Bron: https://www.bertha-dudde.org/nl/proclamation/1840

1840 Voorwaarden voor het werkzaam zijn van de goddelijke geest

6 maart 1941: Boek 28

Dit zijn de voorwaarden voor het werkzaam zijn van de geest in de mens: Hij moet zich inspannen om overeenkomstig de goddelijke wil te leven. Hij moet zich tot deemoed en vredelievendheid opvoeden. Hij moet bereid zijn God en de naasten te dienen. En hij moet in liefde werkzaam zijn en zich zo ontwikkelen, dat hij een evenbeeld van God wordt.

De geest uit God in de mens gaat een verbintenis aan met de goddelijke geest buiten zichzelf, die een uitstraling van God is. Maar al het goddelijke vereist een opnamevat, dat waardig is zo’n heerlijke inhoud op te nemen. En daarom is het een voorwaarde, dat de mens zuiver van hart is. Dat hij alles wat niet goed of edel is, verafschuwt. Dat hij naar de waarheid streeft en de leugen haat. Dat hij geen onzuivere gedachten koestert, zich ver weghoudt van elke liefdeloosheid, rechtvaardig in het denken en handelen is en in liefde dient.

Dan vormt zijn hart zich zo, dat het waardig en in staat is om de goddelijke geest op te nemen, want dan is de geest in de mens vrij en kan het zich verbinden met het geestelijke buiten zichzelf, dat volmaakt is en daarom de krachtuitstraling uit God in ontvangst neemt en ze dit aan de geest in de mens overdraagt. Het sturen van de Heilige Geest is dus het overdragen van goddelijke kracht door geestelijke licht- en krachtdragers. Dat wil zeggen dat volmaakte wezens, die de vereniging met God gevonden hebben, nu onophoudelijk licht en kracht ontvangen en doorgeven.

Iedereen, die uit het diepste van het hart en in de diepste deemoed om de geest uit God vraagt, zal de goddelijke geest, het heiligste uit God, mogen ontvangen, indien hij zich inspant om zo te leven, dat het waardig is voor het heerlijkste genadegeschenk. Hij moet God erkennen als het hoogste en meest volmaakte wezen, Dat mateloos machtig en wijs is. En het dus geloven. Hij moet smeken om Diens liefde en genade, dus naar dat verlangen, wat God uit zou willen delen. En hij moet zelf in liefde werkzaam zijn, opdat de liefde van God zich aan hem kan uiten.

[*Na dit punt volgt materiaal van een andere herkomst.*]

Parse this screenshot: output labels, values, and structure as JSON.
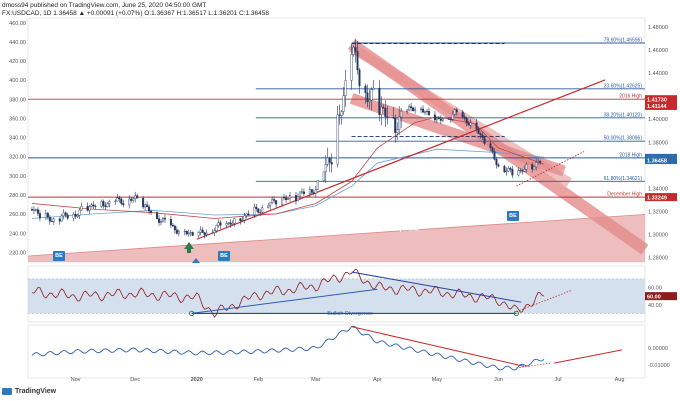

En God zal een mens, die zich zo vormt, met Zijn genade overschaduwen. Hij zal hem mateloos het goddelijke deel geven: Zijn geest. Hij zal hem naar het juiste denken leiden, zijn geest verlichten en hem kracht geven om het goede te herkennen. Hij zal zijn kennis verrijken en helder en duidelijk zal de schepping zich aan hem onthullen. Hij zal kennis hebben van de zin en het doel van de schepping. Hij zal in het geestelijke rijk binnendringen en de betekenis van zijn aardse leven nu pas begrijpen.

Maar één ding moet de mens zelf doen. Hij moet zijn oor bereidwillig openen, als de geest uit God zich aan hem bekend wil maken. Het hart, zijn geestelijke oor, moet zich nu tot ontvangst bereid verklaren en zich dus voorbereiden, doordat het zich voor de hele wereld afsluit, zodat het alleen maar op God gericht is en het smekend het goddelijke geschenk verwacht. En met een zacht vibreren daalt de geest van God op deze mensen neer, die gewillig zijn om het goddelijke woord te horen.

Want als ze hun hart naar boven richten, luisteren ze naar het woord, dat van boven komt en zo zacht en fijn in het hart weerklinkt, dat het alleen maar dan gehoord kan worden, wanneer de liefde van God het geestelijke oor scherper maakt, wanneer al het wereldse verlangen verstomd is en het vurige verlangen van het hart enkel het goddelijke geschenk betreft.

De uitstorting van de Heilige Geest is dus afhankelijk van de mens zelf, van zijn wil, zijn geloof en zijn liefde. Waar de wil naar God toegekeerd is, waar het geloof in het goddelijke werkzaam zijn sterk is en waar de liefde voor God en de naaste de verbinding met God tot stand brengt, daar zal de geest uit God de mensen verlichten en hen in alle waarheid binnenleiden.